O que não se conseguiu saber foi o destino dado ao dinheiro, mais de 180 milhões!!
O que se sabe, segundo a PGR, é que no mês de Junho de 2008 deslocaram-se a Portugal quatro dos arguidos, para se inteirarem in loco da situação. Regressaram mais tarde a Angola mas não deram a conhecer o resultado das suas investigações.
Ora sendo dado como certo que dessas transferências foram encontrados os ofícios a provar que esses pagamentos foram feitos, não se percebe por que razão a PGR não os contabilizou.
No final de contas, considerou como pagos pelo BNA um total de 15 milhões e novecentos mil dólares, quando na realidade desapareceram dos cofres do Estado, só em 2008, repetimos, só em 2008, mais de 180 milhões de dólares, como consta nos parágrafos nº81, 87,88,89,90,91 do processo a cargo do Ministério público. No cômputo final foram mais de 340 milhões de dólares americanos que realmente desapareceram do cofre único do Tesouro, o do nosso petróleo, o que nos leva a terminar esta digressão do mesmo modo que na nossa última edição: este resultado anunciado pela PGR assemelha-se a um relatório de naufrágio, ou de um incêndio, ou de um desastre natural - «Desastre no BNA: 159 milhões de dólares mortos e 180 desaparecidos!

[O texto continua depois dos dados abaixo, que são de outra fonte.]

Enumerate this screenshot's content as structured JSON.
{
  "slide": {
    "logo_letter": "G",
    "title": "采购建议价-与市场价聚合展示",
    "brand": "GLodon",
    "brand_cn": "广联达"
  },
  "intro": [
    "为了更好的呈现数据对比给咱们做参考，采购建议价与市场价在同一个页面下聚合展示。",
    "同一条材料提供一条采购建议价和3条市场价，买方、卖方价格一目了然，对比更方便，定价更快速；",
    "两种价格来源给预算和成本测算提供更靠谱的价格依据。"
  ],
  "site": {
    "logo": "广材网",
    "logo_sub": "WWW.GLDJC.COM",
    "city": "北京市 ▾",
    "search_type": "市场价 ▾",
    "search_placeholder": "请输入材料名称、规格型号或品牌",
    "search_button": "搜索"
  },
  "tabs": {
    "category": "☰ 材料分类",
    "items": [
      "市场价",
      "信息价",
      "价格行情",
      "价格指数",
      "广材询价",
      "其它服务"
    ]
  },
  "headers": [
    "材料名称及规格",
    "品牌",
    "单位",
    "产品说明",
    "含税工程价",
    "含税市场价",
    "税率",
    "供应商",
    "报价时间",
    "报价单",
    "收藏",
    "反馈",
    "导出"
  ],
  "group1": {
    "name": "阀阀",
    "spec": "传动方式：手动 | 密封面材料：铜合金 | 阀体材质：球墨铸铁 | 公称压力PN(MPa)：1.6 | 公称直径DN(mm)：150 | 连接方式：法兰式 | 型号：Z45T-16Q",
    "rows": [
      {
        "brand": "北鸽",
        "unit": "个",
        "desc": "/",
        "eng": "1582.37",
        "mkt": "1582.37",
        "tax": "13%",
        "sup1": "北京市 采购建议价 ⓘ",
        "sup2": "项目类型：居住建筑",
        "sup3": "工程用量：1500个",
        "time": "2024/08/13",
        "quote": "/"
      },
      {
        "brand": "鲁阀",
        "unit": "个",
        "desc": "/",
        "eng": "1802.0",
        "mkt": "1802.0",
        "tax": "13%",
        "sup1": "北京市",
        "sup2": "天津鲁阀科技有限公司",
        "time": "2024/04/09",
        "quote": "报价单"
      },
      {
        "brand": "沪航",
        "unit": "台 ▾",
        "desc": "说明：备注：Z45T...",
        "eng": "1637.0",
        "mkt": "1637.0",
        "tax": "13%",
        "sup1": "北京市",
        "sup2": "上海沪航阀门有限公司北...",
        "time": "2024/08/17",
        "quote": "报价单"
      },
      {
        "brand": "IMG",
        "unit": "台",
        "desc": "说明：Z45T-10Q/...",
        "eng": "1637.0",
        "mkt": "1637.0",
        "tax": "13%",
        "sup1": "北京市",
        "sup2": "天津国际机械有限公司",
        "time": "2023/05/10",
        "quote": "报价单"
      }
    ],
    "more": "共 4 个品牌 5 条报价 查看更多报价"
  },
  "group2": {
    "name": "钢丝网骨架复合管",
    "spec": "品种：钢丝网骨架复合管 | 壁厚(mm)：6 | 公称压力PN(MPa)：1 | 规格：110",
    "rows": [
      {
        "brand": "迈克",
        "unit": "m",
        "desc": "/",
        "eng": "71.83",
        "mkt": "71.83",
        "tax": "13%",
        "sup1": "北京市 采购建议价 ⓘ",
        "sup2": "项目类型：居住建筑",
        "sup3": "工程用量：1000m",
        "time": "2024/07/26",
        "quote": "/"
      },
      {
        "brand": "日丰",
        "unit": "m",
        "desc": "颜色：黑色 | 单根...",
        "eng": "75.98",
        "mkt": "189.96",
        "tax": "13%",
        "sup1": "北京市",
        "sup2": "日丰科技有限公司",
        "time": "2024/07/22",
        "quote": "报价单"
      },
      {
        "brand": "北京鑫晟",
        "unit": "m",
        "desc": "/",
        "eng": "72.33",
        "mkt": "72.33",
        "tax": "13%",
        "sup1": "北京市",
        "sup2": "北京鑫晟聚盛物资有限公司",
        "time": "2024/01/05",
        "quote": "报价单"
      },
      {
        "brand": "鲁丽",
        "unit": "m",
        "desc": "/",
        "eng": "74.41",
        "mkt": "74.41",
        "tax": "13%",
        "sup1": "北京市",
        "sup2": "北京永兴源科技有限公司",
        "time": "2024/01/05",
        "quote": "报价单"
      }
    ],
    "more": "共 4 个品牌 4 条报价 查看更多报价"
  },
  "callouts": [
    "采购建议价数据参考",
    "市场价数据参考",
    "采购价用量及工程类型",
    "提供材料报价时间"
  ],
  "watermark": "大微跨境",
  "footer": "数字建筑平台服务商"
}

Ressuscitaram 100!!
Isto não fica assim, amanhã incha!
Homem que apanhe um soco no olho e ameace o seu agressor com a expressão de revolta impotente, “Isto não fica assim!”, arrisca-se a ouvir da boca do outro a boa resposta, “Pois não, amanhã incha”. O que aconteceu ao infeliz povo de Angola foi um pouco a mesma coisa: vieram dizer-lhe que tinham roubado o seu dinheiro, o povinho impotente nem disse, só pensou, “Ah! Isto não devia ficar assim… pois não, inchou!
O desastre anunciado de cerca de 60 milhões de dólares desaparecidos do BNA (diferença entre os anunciados 159 roubados e os quase 100 encontrados) em menos de meio ano passou a ser de mais 240 milhões (diferença entre os 340 milhões realmente pagos pelo BNA e os menos quase 100 recuperados).
Andam por aí desaparecidos, portanto, qualquer coisa como 220 a 240 milhões de dólares. E já começaram a aparecer uns milhõezitos e com o tempo aparecerão mais, de certeza absoluta.